I may not identify with some of the longings for home that are expressed in “Nostalgia” but I do find many of them quite meaningful as they seem to not just illustrate home-sickness but also a longing for innocence, childhood, or simplicity. As we grow older, the tendency to cling to our past or use it as the touchstone for interpreting the present is an impulse that seems to also grow, at least for some. In this film, Andrei is caught between his past self which cannot be truly inhabited, only remembered and the future which can only be imagined and admired from afar.
He is trapped in the present, as we all are. In that sense, I find this movie incredibly relatable. It is the story of a man struggling to make sense of a reality he cannot put his finger on. Why can’t he be with Eugenia? Why can’t he return to Russia? Why must he simply labor on at this hotel and bath in Tuscany? There are no satisfactory answers except because he is trapped in a present where those other realities not yet have already been.

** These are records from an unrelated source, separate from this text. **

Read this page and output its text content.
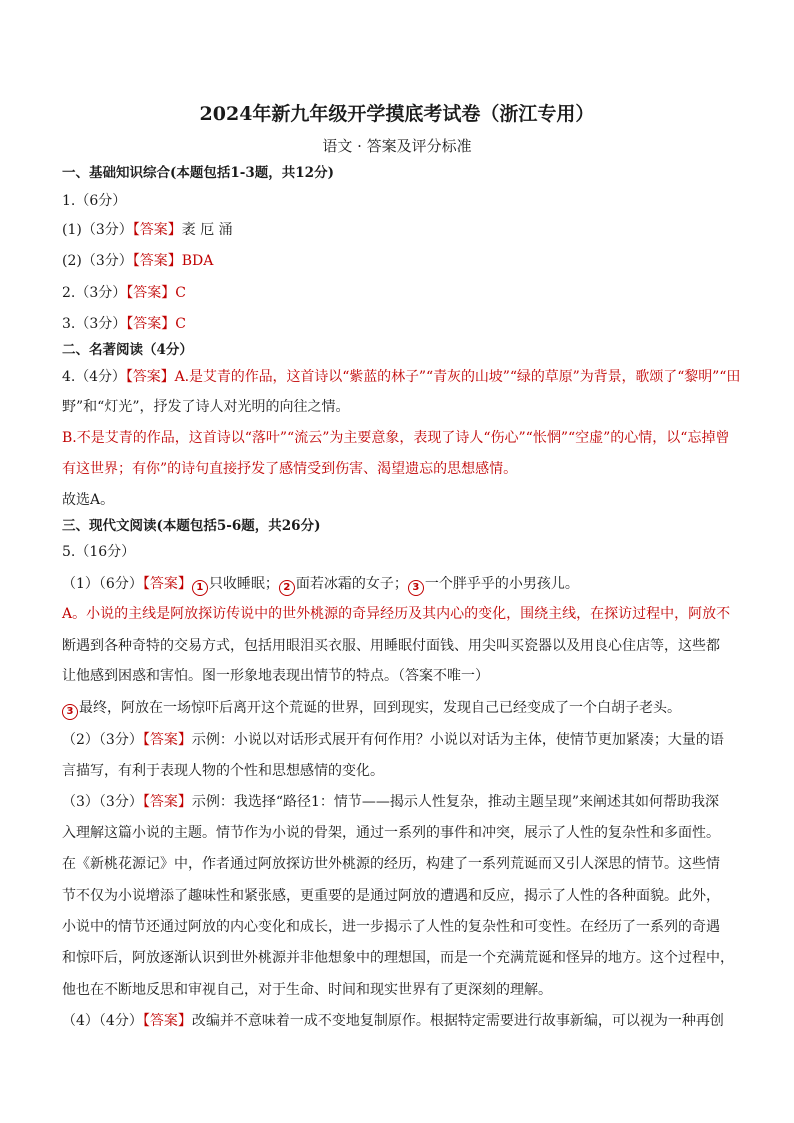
2024年新九年级开学摸底考试卷（浙江专用）
语文 · 答案及评分标准
一、基础知识综合(本题包括1-3题，共12分)
1.（6分）
(1)（3分）【答案】袤 厄 涌
(2)（3分）【答案】BDA
2.（3分）【答案】C
3.（3分）【答案】C
二、名著阅读（4分）
4.（4分）【答案】A.是艾青的作品，这首诗以“紫蓝的林子”“青灰的山坡”“绿的草原”为背景，歌颂了“黎明”“田
野”和“灯光”，抒发了诗人对光明的向往之情。
B.不是艾青的作品，这首诗以“落叶”“流云”为主要意象，表现了诗人“伤心”“怅惘”“空虚”的心情，以“忘掉曾
有这世界；有你”的诗句直接抒发了感情受到伤害、渴望遗忘的思想感情。
故选A。
三、现代文阅读(本题包括5-6题，共26分)
5.（16分）
（1）（6分）【答案】 1 只收睡眠； 2 面若冰霜的女子； 3 一个胖乎乎的小男孩儿。
A。小说的主线是阿放探访传说中的世外桃源的奇异经历及其内心的变化，围绕主线，在探访过程中，阿放不
断遇到各种奇特的交易方式，包括用眼泪买衣服、用睡眠付面钱、用尖叫买瓷器以及用良心住店等，这些都
让他感到困惑和害怕。图一形象地表现出情节的特点。（答案不唯一）
3 最终，阿放在一场惊吓后离开这个荒诞的世界，回到现实，发现自己已经变成了一个白胡子老头。
（2）（3分）【答案】示例：小说以对话形式展开有何作用？小说以对话为主体，使情节更加紧凑；大量的语
言描写，有利于表现人物的个性和思想感情的变化。
（3）（3分）【答案】示例：我选择“路径1：情节——揭示人性复杂，推动主题呈现”来阐述其如何帮助我深
入理解这篇小说的主题。情节作为小说的骨架，通过一系列的事件和冲突，展示了人性的复杂性和多面性。
在《新桃花源记》中，作者通过阿放探访世外桃源的经历，构建了一系列荒诞而又引人深思的情节。这些情
节不仅为小说增添了趣味性和紧张感，更重要的是通过阿放的遭遇和反应，揭示了人性的各种面貌。此外，
小说中的情节还通过阿放的内心变化和成长，进一步揭示了人性的复杂性和可变性。在经历了一系列的奇遇
和惊吓后，阿放逐渐认识到世外桃源并非他想象中的理想国，而是一个充满荒诞和怪异的地方。这个过程中，
他也在不断地反思和审视自己，对于生命、时间和现实世界有了更深刻的理解。
（4）（4分）【答案】改编并不意味着一成不变地复制原作。根据特定需要进行故事新编，可以视为一种再创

He is struggling with time, specificity, and singularity in a way that few people ever do. He isn’t running from it into the future with Eugenia, seeking to have her for himself over her partner. He isn’t running into his past, following Domenico into self destruction and analysis.
He is simply being where he is, carrying a candle, doing what little is available to him at this present moment. I’m not sure what the lesson in that is but I know that it resonates with my spirit.
What more can I ask of a film above that?